Russian MFA Information and Press Department Commentary Regarding US Secretary of Defense Robert Gates’ Remarks on the Security of Nuclear Weapons in Russia
Question: Speaking at the Carnegie Endowment on October 28, Secretary of Defense Robert Gates expressed concern over the security of Russia's nuclear arsenals. How well grounded is that statement?
Commentary: We are acquainted with Robert Gates' remarks on this score. It is not the first time that the American side has publicly said that in the 1990s considerable stocks of Russian nuclear weapons were supposedly lost or stolen.
Such insinuations have no foundations beneath them. Despite all the difficulties our country faced in the beginning of the 1990s, standards of security and physical protection of Russian nuclear arsenals remained high. There have been no "leaks" of nuclear weapons.
I would like to recall in this connection that the statement adopted in February 2005 in Bratislava by the leaders of Russia and the US on security in the nuclear sphere recorded an understanding that both in Russia and the US the protection of nuclear sites meets contemporary requirements. Evidently, against the background of its own failure in terms of security of nuclear arsenals Washington has preferred to "forget" about this document.
Question: A few days ago Czech Foreign Minister Karel Schwartzenberg, speaking in the lower house of parliament at the hearings on ratification of the Czech-American agreements on the deployment of a US missile defense system radar station in the Czech Republic, accused Russia of scheming to create a "neutral zone" in Eastern Europe which would prevent the extension to this region of classic security guarantees provided by western defense structures. How could you comment on this statement?
Commentary: It is not the first time that we have encountered such conjectures of Karel Schwartzenberg and a number of other Czech politicians. The statements of this kind are calculated for domestic consumption and are designed to convince the majority of Czechs who still doubt the advisability of deploying the American radar on their territory of the necessity of creating a new "shield" as a counterweight to imaginary Russian threats.

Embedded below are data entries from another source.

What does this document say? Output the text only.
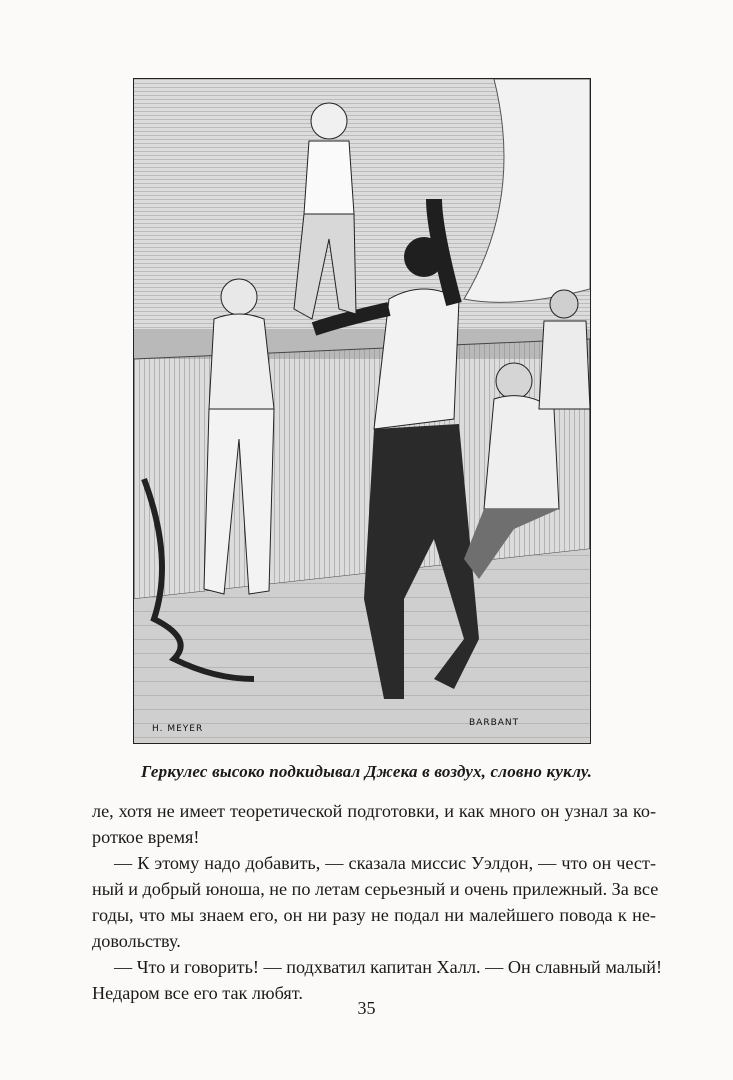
H. MEYER
BARBANT
Геркулес высоко подкидывал Джека в воздух, словно куклу.
ле, хотя не имеет теоретической подготовки, и как много он узнал за ко-
роткое время!
— К этому надо добавить, — сказала миссис Уэлдон, — что он чест-
ный и добрый юноша, не по летам серьезный и очень прилежный. За все
годы, что мы знаем его, он ни разу не подал ни малейшего повода к не-
довольству.
— Что и говорить! — подхватил капитан Халл. — Он славный малый!
Недаром все его так любят.
35
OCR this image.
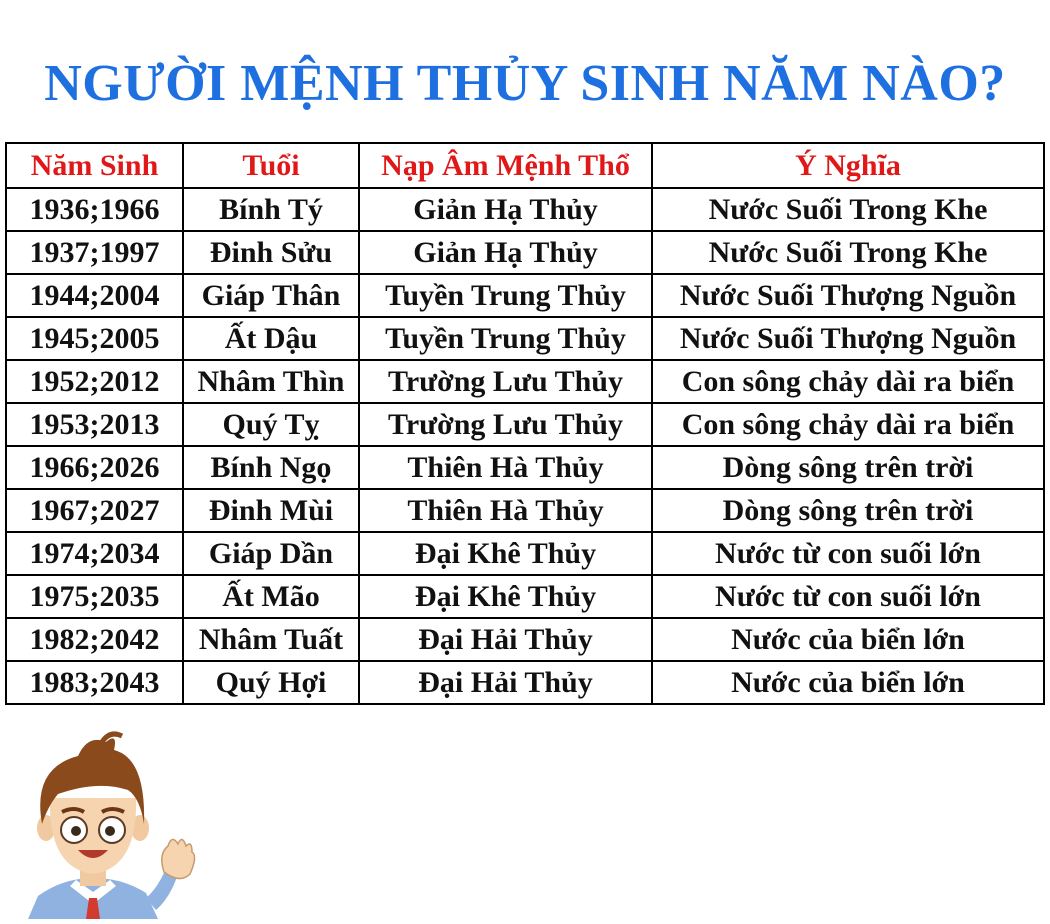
NGƯỜI MỆNH THỦY SINH NĂM NÀO?
Năm Sinh	Tuổi	Nạp Âm Mệnh Thổ	Ý Nghĩa
1936;1966	Bính Tý	Giản Hạ Thủy	Nước Suối Trong Khe
1937;1997	Đinh Sửu	Giản Hạ Thủy	Nước Suối Trong Khe
1944;2004	Giáp Thân	Tuyền Trung Thủy	Nước Suối Thượng Nguồn
1945;2005	Ất Dậu	Tuyền Trung Thủy	Nước Suối Thượng Nguồn
1952;2012	Nhâm Thìn	Trường Lưu Thủy	Con sông chảy dài ra biển
1953;2013	Quý Tỵ	Trường Lưu Thủy	Con sông chảy dài ra biển
1966;2026	Bính Ngọ	Thiên Hà Thủy	Dòng sông trên trời
1967;2027	Đinh Mùi	Thiên Hà Thủy	Dòng sông trên trời
1974;2034	Giáp Dần	Đại Khê Thủy	Nước từ con suối lớn
1975;2035	Ất Mão	Đại Khê Thủy	Nước từ con suối lớn
1982;2042	Nhâm Tuất	Đại Hải Thủy	Nước của biển lớn
1983;2043	Quý Hợi	Đại Hải Thủy	Nước của biển lớn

These inventions evoke nothing but regret. Hearing them, you only become convinced that certain members of the Czech political elite still remain captive to the schemes and assumptions of the times long past of the confrontation of the two systems, persistently trying to create in the eyes of their own population the image of an "external enemy" in the person of Moscow. Such an approach has nothing in common with the policy of contemporary Russia and does not correspond to the spirit of the principles declared in Russian-Czech relations of partnership and consideration of the interests of each other with a view to developing cooperation for the benefit of the peoples of both countries.